Very huge archive_blobs in database after update to 4.15

Hello matomo users,

I do have a problem since I upgraded to 4.15.0. (from 4.13.0 if I correctly remember) I found the following entry Very huge archive_blobs in database but decided to create a new one, because this one was solved with an installable version. And main difference: I can normalize the usage with your commands

I’ve got the problem, that the archive_blobs newly are getting absolutely out of scope comparing the others and the behaviour before 4.15.0
Interestingely you see completely calm days inbetween.
The normal archive job is runnig
/usr/bin/php81 /var/www/html/console core:archive
Whole DB Size (as you see before: steady increase and then some extreme increases).

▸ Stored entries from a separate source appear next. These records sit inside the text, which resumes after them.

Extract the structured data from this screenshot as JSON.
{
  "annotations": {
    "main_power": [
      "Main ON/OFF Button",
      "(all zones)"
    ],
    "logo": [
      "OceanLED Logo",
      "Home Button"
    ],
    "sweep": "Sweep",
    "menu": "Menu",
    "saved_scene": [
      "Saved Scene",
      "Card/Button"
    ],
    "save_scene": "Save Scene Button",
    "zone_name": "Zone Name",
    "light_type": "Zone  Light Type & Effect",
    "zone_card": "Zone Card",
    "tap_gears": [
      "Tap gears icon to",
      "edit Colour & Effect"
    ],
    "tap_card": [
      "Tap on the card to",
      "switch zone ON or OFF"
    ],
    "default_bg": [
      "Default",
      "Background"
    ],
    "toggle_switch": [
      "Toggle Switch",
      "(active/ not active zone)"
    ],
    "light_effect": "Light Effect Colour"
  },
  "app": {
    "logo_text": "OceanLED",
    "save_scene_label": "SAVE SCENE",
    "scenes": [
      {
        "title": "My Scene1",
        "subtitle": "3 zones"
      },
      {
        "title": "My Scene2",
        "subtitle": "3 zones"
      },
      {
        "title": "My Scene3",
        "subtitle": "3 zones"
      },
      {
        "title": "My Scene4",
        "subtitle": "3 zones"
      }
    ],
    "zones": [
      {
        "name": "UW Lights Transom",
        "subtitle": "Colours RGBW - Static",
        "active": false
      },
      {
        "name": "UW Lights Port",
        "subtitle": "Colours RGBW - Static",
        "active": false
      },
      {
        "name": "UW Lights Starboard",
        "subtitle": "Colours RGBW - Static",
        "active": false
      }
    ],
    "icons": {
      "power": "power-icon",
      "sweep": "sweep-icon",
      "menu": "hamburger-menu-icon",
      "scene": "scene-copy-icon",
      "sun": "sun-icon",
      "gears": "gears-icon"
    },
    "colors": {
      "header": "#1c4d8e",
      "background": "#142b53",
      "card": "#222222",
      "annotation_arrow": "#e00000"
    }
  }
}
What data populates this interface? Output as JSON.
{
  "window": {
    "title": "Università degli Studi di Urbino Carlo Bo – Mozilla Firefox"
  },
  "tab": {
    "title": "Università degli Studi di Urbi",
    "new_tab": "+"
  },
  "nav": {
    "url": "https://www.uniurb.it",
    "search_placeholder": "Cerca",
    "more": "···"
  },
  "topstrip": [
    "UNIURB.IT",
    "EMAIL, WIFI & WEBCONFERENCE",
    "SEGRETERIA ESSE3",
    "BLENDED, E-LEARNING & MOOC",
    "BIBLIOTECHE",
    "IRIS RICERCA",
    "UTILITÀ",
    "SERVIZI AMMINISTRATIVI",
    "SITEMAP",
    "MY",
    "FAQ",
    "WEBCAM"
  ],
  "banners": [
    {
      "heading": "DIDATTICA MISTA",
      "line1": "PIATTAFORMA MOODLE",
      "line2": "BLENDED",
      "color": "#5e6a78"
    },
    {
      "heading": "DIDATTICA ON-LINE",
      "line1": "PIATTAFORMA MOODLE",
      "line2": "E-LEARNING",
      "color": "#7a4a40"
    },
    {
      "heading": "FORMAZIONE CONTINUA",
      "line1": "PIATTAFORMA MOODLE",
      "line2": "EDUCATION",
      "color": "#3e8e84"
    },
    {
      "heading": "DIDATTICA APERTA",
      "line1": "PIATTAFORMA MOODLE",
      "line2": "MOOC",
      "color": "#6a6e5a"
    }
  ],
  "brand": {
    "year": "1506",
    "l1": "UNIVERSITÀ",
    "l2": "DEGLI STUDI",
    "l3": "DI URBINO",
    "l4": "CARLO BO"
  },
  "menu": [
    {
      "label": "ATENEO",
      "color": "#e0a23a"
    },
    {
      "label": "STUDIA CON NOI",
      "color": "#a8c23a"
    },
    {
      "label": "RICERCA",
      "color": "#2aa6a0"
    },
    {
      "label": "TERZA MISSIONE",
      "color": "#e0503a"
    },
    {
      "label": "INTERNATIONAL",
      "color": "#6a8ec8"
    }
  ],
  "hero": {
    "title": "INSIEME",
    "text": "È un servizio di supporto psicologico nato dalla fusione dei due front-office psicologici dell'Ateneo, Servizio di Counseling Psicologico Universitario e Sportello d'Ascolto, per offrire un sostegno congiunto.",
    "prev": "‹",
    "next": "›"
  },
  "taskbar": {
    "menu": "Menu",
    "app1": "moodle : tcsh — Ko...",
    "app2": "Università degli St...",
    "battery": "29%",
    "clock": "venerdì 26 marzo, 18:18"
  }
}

The decreases are after manually running
/usr/bin/php 81 / var /www/html/console core : archive --url = http : //analytics.scaling.ch/ --force-date-range=2022-12-24,2023-07-17
/usr/bin/php 81 / var /www/html/console core : purge-old-archive-data all
/usr/bin/php 81 / var /www/html/console database : optimize-archive-tables all
so not with the current date.

We don’t see more traffic on our servers.

had to split:
This picture is made this morning before running the commands (before 9:00)

next split
this after running the commands (after 09:00)

and last:
and this once more 4h later:

Hi @katamadone
This behavior seems to be very strange…
Maybe @innocraft or @karthik have some clue about this?

Hi @katamadone ,

Can you please review Size of piwik_archive_blob files is astronomical - #11 by tobiascali

Hi @karthik

I’m very sorry, but what exactly should I check there? The Problem was solved with 3.13.0. I’m on 4.15… as said with 4.13.0 it wasn’t the case.
But give me a hint, if I missed something in that other thread.

I’d be happy to investigate further if you could guide me to the right direction. @karthik
I’m lost im same state… exceptional growing blob tables.
Additionaly it looks like we have a behaviour which stresses our database more and more (can be that the planned cronjobs are too much but don’t think so), so our connections get filled up to the max.
And the DB has to be restarted at some time.
I’m not sure if it’s the same problem source.

We do have the situation that one process is blocking others.This morning seen again.
Unfortunately I don’t have the complete statement from the toppest entry

we have set

[General]
enable_sql_optimize_queries=1

Also there is a difference in MAX_EXECUTION_TIME setting

Differences Between the MariaDB and MySQL Implementations

MySQL 5.7.4 introduced similar functionality, but the MariaDB implementation differs in a number of ways.

  • The MySQL version of max_statement_time (max_execution_time) is defined in millseconds, not seconds
  • MySQL’s implementation can only kill SELECTs, while MariaDB’s can kill any queries (excluding stored procedures).
  • MariaDB only introduced the max_statement_time_exceeded status variable, while MySQL also introduced a number of other variables which were not seen as necessary in MariaDB.
  • The SELECT MAX_STATEMENT_TIME = N ... syntax is not valid in MariaDB. In MariaDB one should use SET STATEMENT MAX_STATEMENT_TIME=N FOR....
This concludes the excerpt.